Common approaches to social engineering

Criminals are using all manner of approaches for social engineering. They are using spam emails to fraud, especially business email compromise. With the use of AI technology such as ChatGPT and others, phishing emails are becoming even harder for people to identify. The tell-tale signs of poor sentence construction, spelling mistakes, lack of subject context and so on, no longer exist.

PDF attachments as an attack vector is gaining favour with criminals. Majority of devices and operating systems today have an integrated PDF reader. This universal compatibility across all platforms makes it an ideal weapon of choice for attackers looking to cast a wide net. One reason is because malicious hackers can make us think that there’s payment-related information inside. Once opened, the PDF potentially contains a link to a malicious page or releases malware on to the PC. Criminals are using malicious PDFs as a vehicle for QR codes too.

Stealing passwords is another commonplace phishing technique. Many of us will recognise emails urgently alerting us to update the password for the applications we use on a daily basis in our professional and personal lives. An example is a password update request from Microsoft – “Your Microsoft Office 365 password is set to expire today. Immediate action required – change or keep your current password.”  In fact, Microsoft was the most spoofed name in Q3 of 2023.

Heard of callback phishing? Cybercriminals send an email to an unsuspecting employee, posing as a service or product provider. Instilling urgency, these emails prompt the individual to “call back” on a phone number. So, when the user calls them, they are duped out of their information over the phone, or they are given “sign in” links to verify information and end up losing sensitive data in the process. The absence of malicious files within the content of either the email or attachments makes it easier to slip past the radar and evade detection.

A relatively new trend that is gaining momentum is the utilisation of LinkedIn Slink for URL redirection. To allow its platform users to better promote their own ads or websites, LinkedIn introduced LinkedIn Slink (“smart link”). This “clean” LinkedIn URL enables users to redirect traffic directly to external websites while more easily tracking their ad campaigns. Clearly a useful feature, the problem is that these types of links slip through the net of many security protocols and so have become a favourite of social engineers.

Education, education, education

All hands on deck, the saying goes! In that vein, a comprehensive strategy is needed to ensure protection – from timely patching, archiving or backing up data, monitoring and auditing access controls and penetration testing through to properly configuring and monitoring email gateways and firewalls and phishing simulations.

However, underpinning all this must be regular security education and awareness training to ensure that employees are always up-to-date on knowledge and vigilant against the newest social engineering techniques that criminals are deploying to fraud them with. It helps to embed a cybersecurity conscious culture and security-first attitude in the workplace.

A key focus of the education and training programme must be on motivating employees to take an active role in threat detection and protection. Good cyber hygiene knowledge is about giving employees peace of mind that their organisation and job are secure, but also that they have the knowledge to protect their friends and loved ones.
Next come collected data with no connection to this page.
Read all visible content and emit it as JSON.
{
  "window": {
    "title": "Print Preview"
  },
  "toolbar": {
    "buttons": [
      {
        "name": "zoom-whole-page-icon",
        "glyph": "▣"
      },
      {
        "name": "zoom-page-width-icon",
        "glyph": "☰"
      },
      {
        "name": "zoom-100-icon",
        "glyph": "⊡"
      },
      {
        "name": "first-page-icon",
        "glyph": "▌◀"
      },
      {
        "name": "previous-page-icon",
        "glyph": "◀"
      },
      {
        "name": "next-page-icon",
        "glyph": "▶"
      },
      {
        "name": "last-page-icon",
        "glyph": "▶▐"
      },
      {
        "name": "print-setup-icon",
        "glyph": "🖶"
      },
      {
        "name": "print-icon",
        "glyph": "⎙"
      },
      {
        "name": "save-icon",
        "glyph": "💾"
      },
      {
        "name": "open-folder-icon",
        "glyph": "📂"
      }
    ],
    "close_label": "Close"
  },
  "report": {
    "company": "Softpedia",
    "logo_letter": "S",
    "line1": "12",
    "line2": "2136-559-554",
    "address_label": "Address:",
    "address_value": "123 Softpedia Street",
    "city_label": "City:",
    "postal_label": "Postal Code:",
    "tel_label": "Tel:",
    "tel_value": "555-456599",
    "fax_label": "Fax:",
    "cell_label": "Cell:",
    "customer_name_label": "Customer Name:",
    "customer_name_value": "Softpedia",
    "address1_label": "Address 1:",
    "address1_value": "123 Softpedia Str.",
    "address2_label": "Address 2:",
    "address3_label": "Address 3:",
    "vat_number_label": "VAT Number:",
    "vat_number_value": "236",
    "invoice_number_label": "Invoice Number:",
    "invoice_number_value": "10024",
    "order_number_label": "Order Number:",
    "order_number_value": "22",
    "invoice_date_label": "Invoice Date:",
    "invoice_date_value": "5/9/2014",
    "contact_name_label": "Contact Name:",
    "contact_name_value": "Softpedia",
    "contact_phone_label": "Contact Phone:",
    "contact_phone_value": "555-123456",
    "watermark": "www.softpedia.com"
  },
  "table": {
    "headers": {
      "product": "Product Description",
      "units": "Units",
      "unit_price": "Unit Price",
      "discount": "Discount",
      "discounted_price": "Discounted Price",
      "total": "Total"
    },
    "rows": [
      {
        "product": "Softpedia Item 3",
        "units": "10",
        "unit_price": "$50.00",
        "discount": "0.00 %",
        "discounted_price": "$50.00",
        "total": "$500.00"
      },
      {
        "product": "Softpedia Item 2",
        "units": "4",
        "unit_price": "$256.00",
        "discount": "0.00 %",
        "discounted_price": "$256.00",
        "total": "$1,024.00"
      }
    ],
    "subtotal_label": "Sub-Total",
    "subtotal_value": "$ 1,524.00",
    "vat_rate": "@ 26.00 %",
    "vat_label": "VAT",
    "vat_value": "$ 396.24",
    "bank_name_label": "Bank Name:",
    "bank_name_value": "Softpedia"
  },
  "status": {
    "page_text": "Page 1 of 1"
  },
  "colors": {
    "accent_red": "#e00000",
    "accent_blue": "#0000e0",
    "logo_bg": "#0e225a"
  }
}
Employees need regular training reinforcement throughout the year if they are to be expected to remember and apply best practices over this time. Single, annual courses or classroom sessions are not sufficient given that people forget training shortly after these sessions. If adult learning best practices and techniques, such as spaced learning, are not implemented as part of a security awareness training program, then it will not succeed.

Additionally, targeted training must be designed for role types – far too often, a broad-brush approach to cyber training and education is undertaken, making it a tick-box exercise. For example, a company’s risk and compliance team needs cyber training that takes into account the demands of regulatory bodies, business development teams need to know all about incident reporting, the product development department must be trained on how best to secure the software supply chain, security teams must be trained on advances in threat detection, end users must understand how to spot a phishing email or deepfake, and so forth. Training that is tailored specially for business leaders is equally important.

There is no end in sight when it comes to social engineering attacks. End users of technology are constantly under attack, vigilance supported by security education and knowledge to help intuitively spot social engineering is a critical defence – be that in the form of deceitful emails, malicious QR codes and links, or any other such techniques.

Continue Reading
Click to comment

Leave a Reply

Your email address will not be published. Required fields are marked *

Business

2024: THE year for customer experience enhancement

Source: Finance Derivative

Rob Paisley, Director, Banking and Financial Services, SS&C Blue Prism 

How recently have you relayed to someone the immaculate service that your tax office, bank or insurance company provided you with? From renewing a bankcard, buying a house or undergoing an investment fund transfer, financial organisations are not noted for their NPS scores.

Nowadays, banking customers find the service inconvenient, due to errors, hidden fees, delays and fund-accessibility issues to name a few, not to mention that financial organisations must compete in a world where online shopping is only a few clicks away. In fact, in terms of satisfaction, customers rank their streaming and parcel delivery service higher. Highlighting the general dissatisfaction is the TrueDigital Quotient, standing at a meagre 25%, emphasising the consensus amongst customers regarding transactions processed wholly through digital channels.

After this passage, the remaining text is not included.